Martin reacts to the visit by calling it "a dog and pony show" and says that she is not a "political pawn."
March 24, 2008
Waage, now 61, tells the Canadian Press that Mexican officials are using Martin and another former employee — American Rebecca Roth, an assistant who has also been detained since February 2006 at the Guadalajara jail — as "ransom" for his unpaid debt. Speaking from prison in North Carolina, he says his lawyers struck a deal with Mexican authorities after his 2001 arrest, exchanging $500,000 US for his freedom. He claims both women have written to him saying they'll be released once he pays the money.

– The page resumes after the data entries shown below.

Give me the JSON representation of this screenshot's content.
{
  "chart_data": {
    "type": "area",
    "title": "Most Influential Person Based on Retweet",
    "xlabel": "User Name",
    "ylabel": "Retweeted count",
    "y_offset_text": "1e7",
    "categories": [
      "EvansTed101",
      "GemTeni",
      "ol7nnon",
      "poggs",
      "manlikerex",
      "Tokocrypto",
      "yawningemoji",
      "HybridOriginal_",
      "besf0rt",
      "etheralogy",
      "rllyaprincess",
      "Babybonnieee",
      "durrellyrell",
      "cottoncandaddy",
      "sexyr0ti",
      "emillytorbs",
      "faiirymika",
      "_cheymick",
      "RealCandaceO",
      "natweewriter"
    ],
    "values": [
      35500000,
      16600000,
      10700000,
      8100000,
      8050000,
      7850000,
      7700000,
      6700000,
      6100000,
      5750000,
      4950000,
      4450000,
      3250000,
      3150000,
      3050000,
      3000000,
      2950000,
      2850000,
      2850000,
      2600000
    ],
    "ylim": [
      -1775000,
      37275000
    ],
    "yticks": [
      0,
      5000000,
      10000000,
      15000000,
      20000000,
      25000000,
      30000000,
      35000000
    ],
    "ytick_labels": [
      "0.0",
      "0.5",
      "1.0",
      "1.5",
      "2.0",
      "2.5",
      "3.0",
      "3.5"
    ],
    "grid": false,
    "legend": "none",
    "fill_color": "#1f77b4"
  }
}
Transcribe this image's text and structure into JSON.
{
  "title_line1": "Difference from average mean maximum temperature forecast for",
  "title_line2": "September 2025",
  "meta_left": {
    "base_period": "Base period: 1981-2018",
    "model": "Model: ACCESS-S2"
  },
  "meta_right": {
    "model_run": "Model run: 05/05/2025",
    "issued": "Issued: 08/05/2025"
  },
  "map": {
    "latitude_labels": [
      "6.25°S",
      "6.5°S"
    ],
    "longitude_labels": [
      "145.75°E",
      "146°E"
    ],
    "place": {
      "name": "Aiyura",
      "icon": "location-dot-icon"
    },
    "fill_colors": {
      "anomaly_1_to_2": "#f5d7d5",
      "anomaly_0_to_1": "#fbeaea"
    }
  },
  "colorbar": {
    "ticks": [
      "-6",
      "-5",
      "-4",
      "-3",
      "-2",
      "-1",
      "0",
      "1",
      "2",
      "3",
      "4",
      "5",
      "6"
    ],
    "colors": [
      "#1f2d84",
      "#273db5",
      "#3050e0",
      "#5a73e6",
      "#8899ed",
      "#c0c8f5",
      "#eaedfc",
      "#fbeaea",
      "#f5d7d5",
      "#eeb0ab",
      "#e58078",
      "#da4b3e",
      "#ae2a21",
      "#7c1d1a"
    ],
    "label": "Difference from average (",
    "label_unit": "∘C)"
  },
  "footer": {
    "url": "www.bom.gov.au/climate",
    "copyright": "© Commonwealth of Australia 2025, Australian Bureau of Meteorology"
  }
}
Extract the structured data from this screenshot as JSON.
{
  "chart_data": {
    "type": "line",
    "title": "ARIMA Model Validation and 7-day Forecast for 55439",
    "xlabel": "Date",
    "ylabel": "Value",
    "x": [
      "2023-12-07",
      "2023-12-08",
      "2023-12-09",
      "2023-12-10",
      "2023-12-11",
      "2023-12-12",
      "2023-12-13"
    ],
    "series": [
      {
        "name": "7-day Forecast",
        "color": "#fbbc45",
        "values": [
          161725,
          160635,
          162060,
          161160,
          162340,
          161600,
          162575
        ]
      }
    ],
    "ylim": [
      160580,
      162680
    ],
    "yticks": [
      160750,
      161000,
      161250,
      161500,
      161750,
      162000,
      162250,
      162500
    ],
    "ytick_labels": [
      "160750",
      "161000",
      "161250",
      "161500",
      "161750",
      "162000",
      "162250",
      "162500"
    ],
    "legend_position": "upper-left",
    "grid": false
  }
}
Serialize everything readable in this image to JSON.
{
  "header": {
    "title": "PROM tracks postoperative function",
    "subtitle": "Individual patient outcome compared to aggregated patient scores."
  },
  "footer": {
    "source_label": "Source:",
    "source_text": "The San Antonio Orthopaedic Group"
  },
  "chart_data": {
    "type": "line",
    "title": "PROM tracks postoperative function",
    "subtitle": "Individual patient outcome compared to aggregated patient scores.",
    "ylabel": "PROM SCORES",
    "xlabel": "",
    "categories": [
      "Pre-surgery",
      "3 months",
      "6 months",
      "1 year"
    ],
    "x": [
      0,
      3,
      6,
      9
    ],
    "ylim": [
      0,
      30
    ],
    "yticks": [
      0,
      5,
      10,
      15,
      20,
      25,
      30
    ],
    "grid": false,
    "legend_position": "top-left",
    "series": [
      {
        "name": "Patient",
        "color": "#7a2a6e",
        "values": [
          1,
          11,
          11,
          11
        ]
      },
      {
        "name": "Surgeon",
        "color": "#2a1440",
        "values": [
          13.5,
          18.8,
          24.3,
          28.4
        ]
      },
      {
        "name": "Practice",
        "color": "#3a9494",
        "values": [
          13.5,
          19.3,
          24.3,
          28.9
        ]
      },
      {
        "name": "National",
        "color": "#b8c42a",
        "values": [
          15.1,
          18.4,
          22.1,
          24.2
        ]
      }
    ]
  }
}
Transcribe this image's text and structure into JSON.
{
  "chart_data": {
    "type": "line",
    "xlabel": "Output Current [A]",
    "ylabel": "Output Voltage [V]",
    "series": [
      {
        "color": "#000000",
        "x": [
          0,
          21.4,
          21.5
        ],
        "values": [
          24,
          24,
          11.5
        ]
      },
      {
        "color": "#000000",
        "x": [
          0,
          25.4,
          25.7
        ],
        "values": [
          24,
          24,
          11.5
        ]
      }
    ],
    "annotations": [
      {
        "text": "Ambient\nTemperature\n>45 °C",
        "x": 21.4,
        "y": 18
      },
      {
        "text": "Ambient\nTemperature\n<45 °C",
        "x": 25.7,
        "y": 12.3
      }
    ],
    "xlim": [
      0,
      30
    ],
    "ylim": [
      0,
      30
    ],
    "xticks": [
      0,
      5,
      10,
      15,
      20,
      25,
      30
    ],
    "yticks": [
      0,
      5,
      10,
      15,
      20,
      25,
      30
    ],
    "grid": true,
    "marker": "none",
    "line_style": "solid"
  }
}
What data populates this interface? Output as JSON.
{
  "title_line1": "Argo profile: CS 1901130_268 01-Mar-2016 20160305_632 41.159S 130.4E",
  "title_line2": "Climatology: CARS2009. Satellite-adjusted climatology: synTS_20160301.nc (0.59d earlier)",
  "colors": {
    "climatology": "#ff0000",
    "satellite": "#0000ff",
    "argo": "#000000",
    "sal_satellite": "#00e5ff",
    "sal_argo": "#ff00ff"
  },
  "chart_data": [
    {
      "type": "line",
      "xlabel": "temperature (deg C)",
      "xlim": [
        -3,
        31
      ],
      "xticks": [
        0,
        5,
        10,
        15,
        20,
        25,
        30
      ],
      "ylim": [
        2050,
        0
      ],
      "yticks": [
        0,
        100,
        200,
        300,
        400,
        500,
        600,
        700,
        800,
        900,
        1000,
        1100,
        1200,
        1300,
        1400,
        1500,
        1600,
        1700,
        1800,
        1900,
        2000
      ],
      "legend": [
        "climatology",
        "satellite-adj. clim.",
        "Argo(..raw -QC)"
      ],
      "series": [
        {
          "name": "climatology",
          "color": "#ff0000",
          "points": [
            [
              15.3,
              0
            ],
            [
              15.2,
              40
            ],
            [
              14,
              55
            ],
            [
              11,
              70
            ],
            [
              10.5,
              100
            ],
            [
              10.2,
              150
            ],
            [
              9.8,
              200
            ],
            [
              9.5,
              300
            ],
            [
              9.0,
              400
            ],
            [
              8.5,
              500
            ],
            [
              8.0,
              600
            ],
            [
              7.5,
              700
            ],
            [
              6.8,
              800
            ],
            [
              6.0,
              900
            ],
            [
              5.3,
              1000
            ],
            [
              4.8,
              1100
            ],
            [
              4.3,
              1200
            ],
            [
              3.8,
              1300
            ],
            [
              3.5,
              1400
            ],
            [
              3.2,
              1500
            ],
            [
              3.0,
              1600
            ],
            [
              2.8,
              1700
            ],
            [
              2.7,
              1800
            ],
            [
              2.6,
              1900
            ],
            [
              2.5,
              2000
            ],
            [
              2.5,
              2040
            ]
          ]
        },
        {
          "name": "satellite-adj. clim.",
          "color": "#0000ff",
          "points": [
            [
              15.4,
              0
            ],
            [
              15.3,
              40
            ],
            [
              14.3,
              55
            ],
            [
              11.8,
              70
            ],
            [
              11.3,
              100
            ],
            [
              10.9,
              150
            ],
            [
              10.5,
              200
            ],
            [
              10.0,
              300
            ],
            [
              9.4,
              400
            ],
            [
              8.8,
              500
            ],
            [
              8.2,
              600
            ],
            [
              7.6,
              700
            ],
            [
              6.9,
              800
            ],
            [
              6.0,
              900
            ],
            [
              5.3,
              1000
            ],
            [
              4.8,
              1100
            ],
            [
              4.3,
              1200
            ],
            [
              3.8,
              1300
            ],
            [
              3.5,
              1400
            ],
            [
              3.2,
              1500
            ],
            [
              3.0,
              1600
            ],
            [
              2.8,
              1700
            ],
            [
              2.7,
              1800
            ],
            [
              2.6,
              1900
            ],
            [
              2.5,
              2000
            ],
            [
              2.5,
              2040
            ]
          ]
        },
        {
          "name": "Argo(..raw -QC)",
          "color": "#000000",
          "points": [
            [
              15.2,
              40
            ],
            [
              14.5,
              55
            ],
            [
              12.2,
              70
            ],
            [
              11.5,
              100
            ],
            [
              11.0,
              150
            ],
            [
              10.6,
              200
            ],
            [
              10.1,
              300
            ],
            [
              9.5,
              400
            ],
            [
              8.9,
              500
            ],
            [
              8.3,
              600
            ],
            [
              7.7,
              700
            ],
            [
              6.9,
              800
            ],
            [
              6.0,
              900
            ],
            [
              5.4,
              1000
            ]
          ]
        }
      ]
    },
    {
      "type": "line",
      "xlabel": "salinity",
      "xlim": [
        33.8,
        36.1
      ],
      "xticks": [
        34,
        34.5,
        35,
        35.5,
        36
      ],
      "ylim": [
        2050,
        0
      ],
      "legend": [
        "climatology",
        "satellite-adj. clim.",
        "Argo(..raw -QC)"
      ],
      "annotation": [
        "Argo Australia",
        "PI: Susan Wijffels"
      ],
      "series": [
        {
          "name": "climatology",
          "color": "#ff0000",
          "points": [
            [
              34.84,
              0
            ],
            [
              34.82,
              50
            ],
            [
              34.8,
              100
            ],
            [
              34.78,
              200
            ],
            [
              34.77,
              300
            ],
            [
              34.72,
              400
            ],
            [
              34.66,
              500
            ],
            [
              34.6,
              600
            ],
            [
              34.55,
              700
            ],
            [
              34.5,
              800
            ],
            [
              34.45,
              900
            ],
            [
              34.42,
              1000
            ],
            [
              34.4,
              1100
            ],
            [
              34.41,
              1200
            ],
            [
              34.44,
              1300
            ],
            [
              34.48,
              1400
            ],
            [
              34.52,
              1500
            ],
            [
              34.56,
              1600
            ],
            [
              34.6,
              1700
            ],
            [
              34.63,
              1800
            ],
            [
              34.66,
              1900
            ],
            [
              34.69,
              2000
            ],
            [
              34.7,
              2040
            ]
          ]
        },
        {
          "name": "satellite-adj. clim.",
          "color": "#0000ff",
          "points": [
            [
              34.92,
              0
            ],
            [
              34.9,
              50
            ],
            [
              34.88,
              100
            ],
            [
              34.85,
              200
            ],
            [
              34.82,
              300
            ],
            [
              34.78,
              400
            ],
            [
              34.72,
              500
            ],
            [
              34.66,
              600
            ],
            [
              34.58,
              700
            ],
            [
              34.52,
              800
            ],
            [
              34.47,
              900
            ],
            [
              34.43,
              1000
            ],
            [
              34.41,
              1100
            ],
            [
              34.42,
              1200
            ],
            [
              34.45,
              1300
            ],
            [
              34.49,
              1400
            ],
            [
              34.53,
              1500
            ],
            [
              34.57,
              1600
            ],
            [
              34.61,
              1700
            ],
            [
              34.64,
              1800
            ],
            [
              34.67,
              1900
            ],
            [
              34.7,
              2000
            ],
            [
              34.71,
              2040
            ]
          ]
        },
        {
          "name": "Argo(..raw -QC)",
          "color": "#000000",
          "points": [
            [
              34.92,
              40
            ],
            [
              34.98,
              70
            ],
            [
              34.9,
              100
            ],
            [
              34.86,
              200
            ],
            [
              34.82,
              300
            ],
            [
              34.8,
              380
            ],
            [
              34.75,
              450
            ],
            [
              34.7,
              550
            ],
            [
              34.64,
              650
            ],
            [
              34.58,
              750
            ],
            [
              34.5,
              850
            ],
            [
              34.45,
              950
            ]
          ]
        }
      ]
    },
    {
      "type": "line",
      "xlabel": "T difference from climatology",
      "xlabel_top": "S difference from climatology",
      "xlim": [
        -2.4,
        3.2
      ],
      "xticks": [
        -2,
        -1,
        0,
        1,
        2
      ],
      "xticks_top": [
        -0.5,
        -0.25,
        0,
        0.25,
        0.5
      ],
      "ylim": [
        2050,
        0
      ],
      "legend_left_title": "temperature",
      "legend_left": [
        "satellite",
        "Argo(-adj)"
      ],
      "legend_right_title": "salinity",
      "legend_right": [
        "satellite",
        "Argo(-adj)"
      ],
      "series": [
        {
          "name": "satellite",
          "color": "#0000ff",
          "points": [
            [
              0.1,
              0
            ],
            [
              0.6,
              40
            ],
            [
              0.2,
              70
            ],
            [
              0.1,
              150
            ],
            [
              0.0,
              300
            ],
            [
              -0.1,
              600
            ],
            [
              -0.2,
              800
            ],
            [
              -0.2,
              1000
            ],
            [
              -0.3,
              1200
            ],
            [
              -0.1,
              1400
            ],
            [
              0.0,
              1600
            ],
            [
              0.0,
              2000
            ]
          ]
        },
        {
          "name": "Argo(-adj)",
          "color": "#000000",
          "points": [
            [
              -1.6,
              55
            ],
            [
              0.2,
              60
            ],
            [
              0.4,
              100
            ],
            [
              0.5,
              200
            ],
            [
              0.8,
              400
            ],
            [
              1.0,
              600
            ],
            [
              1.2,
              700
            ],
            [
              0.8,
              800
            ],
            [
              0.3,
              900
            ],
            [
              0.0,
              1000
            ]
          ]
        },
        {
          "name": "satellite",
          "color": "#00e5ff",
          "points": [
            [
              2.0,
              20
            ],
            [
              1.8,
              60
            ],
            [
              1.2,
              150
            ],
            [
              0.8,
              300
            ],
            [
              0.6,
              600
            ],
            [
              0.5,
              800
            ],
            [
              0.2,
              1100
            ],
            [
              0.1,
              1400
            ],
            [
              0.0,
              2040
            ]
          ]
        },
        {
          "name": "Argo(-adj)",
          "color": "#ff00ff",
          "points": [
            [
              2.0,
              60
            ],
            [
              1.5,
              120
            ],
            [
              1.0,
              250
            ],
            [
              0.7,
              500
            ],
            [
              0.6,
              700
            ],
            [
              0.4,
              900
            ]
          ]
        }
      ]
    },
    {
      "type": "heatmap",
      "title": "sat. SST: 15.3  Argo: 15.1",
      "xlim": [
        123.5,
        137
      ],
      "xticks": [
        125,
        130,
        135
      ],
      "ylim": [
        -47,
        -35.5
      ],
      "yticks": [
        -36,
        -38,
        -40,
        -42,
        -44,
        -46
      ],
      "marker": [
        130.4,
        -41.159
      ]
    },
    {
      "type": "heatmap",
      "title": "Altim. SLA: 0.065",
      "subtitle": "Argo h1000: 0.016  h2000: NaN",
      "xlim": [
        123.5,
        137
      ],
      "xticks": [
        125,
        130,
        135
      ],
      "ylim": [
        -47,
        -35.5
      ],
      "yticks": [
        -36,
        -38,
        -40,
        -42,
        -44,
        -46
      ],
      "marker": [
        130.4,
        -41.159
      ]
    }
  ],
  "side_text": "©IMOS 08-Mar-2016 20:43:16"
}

Martin's Toronto lawyer, Guillermo Cruz Rico, said he's not aware of the bribe and has declined to comment on the ransom allegation.
March 27, 2008
A Canadian government report is leaked, detailing more than 100 government actions related to Martin since the woman's 2006 arrest. The report reveals that government officials have met with Martin several times and called her repeatedly, as well as contacting Mexican authorities in regard to her case. Martin, her family, friends and the Opposition have all previously blasted the government for inaction on the case.
April 14, 2008
Brenda Martin attends her final defence summation hearing in a Mexican court. Her lawyer, Guillermo Cruz Rico, says he expects a decision soon and later expressed confidence she'd be freed by the judge. Her friends say that if she is found guilty, she will seek transfer to Canada rather than appeal, which would require her to stay in a Mexican prison.
April 22, 2008
Justice Luis Nunez Sandova finds Martin guilty of money laundering and sentences her to five years in prison, and fines her 35,800 Mexican pesos, about $3,700.
April 25, 2008
Conservative MP Jason Kenney meets with Martin for one hour at the prison, saying he expected to negotiate a prisoner transfer agreement "in short order." Kenney is secretary of state for multiculturalism.
May 1, 2008
A private jet carrying Martin touches down at the Waterloo regional airport in southern Ontario shortly before 6 p.m. ET. Accompanied by Canadian officials, Martin is loaded into a Corrections Service of Canada van and taken to a local women's prison. There, she awaits a decision from the National Parole Board on her possible release, which her lawyer said could come in a couple of months.
May 9, 2008
Martin's lawyer, Guillermo Cruz Rico, reports Martin was released on parole from Grand Valley Institution for Women, where she had been held since she returned to Canada. Martin spent more than two years in a Mexican prison awaiting judgment in her case.